石坂久の賃貸不動産経営管理士試験合格情報ブログ

一般社団法人宅建実務教育センター専任講師の石坂久が、平成29年度賃貸不動産経営管理士試験合格のための情報発信をします。

27年問9 管理受託契約について

2017-10-31 20:09:42 | 27年過去問編
問9 管理受託契約に関する次の記述のうち、正しいものはどれか。

1. 管理業者の共用部分に対する管理懈怠により、賃貸物件を訪問した第三者が共用廊下において転倒して怪我をした場合、管理業者はこの第三者に対して管理受託契約の違反に基づく損害賠償義務を負う。

解答・×
解説・管理受託契約違反で何か対応ができるのは契約の当事者だけであり、この場合の第三者は関係ありません。もし、損害賠償請求をするのであれば、民法の不法行為に基づいて出来る場合があります。(実際にやる場合は法律専門家に相談してください。)

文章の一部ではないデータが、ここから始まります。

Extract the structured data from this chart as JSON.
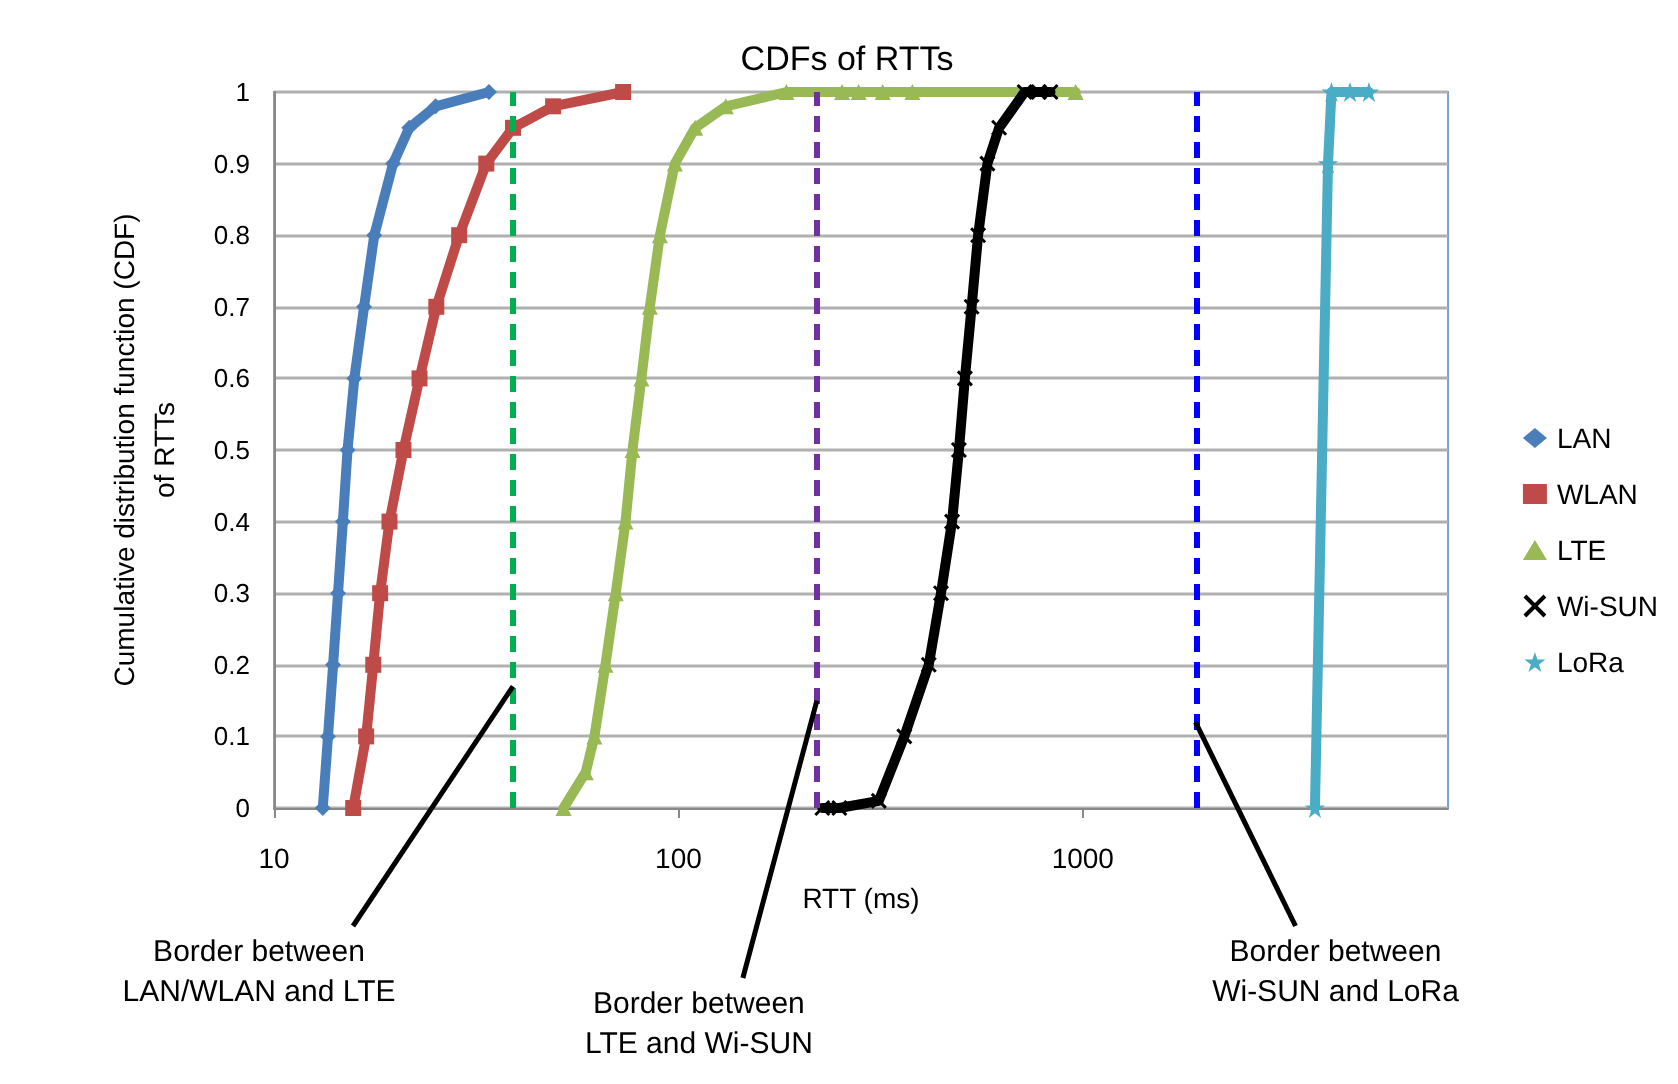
{
  "chart_data": {
    "type": "line",
    "title": "CDFs of RTTs",
    "xlabel": "RTT (ms)",
    "ylabel": "Cumulative distribution function (CDF)\nof RTTs",
    "log": "x",
    "xlim": [
      10,
      8000
    ],
    "xticks": [
      10,
      100,
      1000
    ],
    "ylim": [
      0,
      1
    ],
    "yticks": [
      0,
      0.1,
      0.2,
      0.3,
      0.4,
      0.5,
      0.6,
      0.7,
      0.8,
      0.9,
      1
    ],
    "grid": "y",
    "legend": "right",
    "series": [
      {
        "name": "LAN",
        "color": "#4a7ebb",
        "marker": "diamond",
        "x": [
          13.2,
          13.6,
          14.0,
          14.4,
          14.8,
          15.2,
          15.8,
          16.7,
          17.7,
          19.7,
          21.6,
          25.1,
          34
        ],
        "values": [
          0,
          0.1,
          0.2,
          0.3,
          0.4,
          0.5,
          0.6,
          0.7,
          0.8,
          0.9,
          0.95,
          0.98,
          1
        ]
      },
      {
        "name": "WLAN",
        "color": "#be4b48",
        "marker": "square",
        "x": [
          15.7,
          16.9,
          17.6,
          18.3,
          19.3,
          20.9,
          22.9,
          25.2,
          28.7,
          33.5,
          39,
          49,
          73
        ],
        "values": [
          0,
          0.1,
          0.2,
          0.3,
          0.4,
          0.5,
          0.6,
          0.7,
          0.8,
          0.9,
          0.95,
          0.98,
          1
        ]
      },
      {
        "name": "LTE",
        "color": "#98b954",
        "marker": "triangle",
        "x": [
          52,
          59,
          62,
          66,
          70,
          74,
          77,
          81,
          85,
          90,
          98,
          110,
          131,
          185,
          254,
          279,
          320,
          379,
          960
        ],
        "values": [
          0,
          0.05,
          0.1,
          0.2,
          0.3,
          0.4,
          0.5,
          0.6,
          0.7,
          0.8,
          0.9,
          0.95,
          0.98,
          1,
          1,
          1,
          1,
          1,
          1
        ]
      },
      {
        "name": "Wi-SUN",
        "color": "#000000",
        "marker": "cross",
        "x": [
          227,
          250,
          313,
          362,
          416,
          446,
          475,
          494,
          511,
          531,
          551,
          581,
          621,
          718,
          778,
          832
        ],
        "values": [
          0,
          0,
          0.01,
          0.1,
          0.2,
          0.3,
          0.4,
          0.5,
          0.6,
          0.7,
          0.8,
          0.9,
          0.95,
          1,
          1,
          1
        ]
      },
      {
        "name": "LoRa",
        "color": "#4bacc6",
        "marker": "star",
        "x": [
          3750,
          4040,
          4120,
          4580,
          5100
        ],
        "values": [
          0,
          0.9,
          1,
          1,
          1
        ]
      }
    ],
    "ref_lines": [
      {
        "axis": "x",
        "value": 39,
        "color": "#00b050",
        "line_style": "dashed"
      },
      {
        "axis": "x",
        "value": 220,
        "color": "#7030a0",
        "line_style": "dashed"
      },
      {
        "axis": "x",
        "value": 1900,
        "color": "#0000ff",
        "line_style": "dashed"
      }
    ],
    "annotations": [
      {
        "text": "Border between\nLAN/WLAN and LTE",
        "x": 39,
        "y": 0.17
      },
      {
        "text": "Border between\nLTE and Wi-SUN",
        "x": 220,
        "y": 0.15
      },
      {
        "text": "Border between\nWi-SUN and LoRa",
        "x": 1900,
        "y": 0.12
      }
    ]
  }
}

2. 管理業者が破産手続き開始の決定を受けた場合、管理受託契約は終了する。

解答・○(本問の正解)

民法の委任の規程の問題です。委任の終了は下記の規程を覚えておきましょう。

委任者 死亡 破産
受任者 死亡 破産 後見開始

この場合の管理業者は受任者になります。

3. 委託者が後見開始の審判を受けた場合、管理受託契約は終了する。

解答・×
解説・委託者は委任者になります。委任者の委任の終了に、後見開始はありませんので、この場合は終了になりません。

4. 管理受託契約において、管理者の負う善管注意義務を加重する旨の特約は無効である。

解答・×
解説・お客さんである委託者の有利になる特約は無効にはなりません。逆に、お客さんに不利になるような特約、業者の善管注意義務を減らすような特約は無効になります。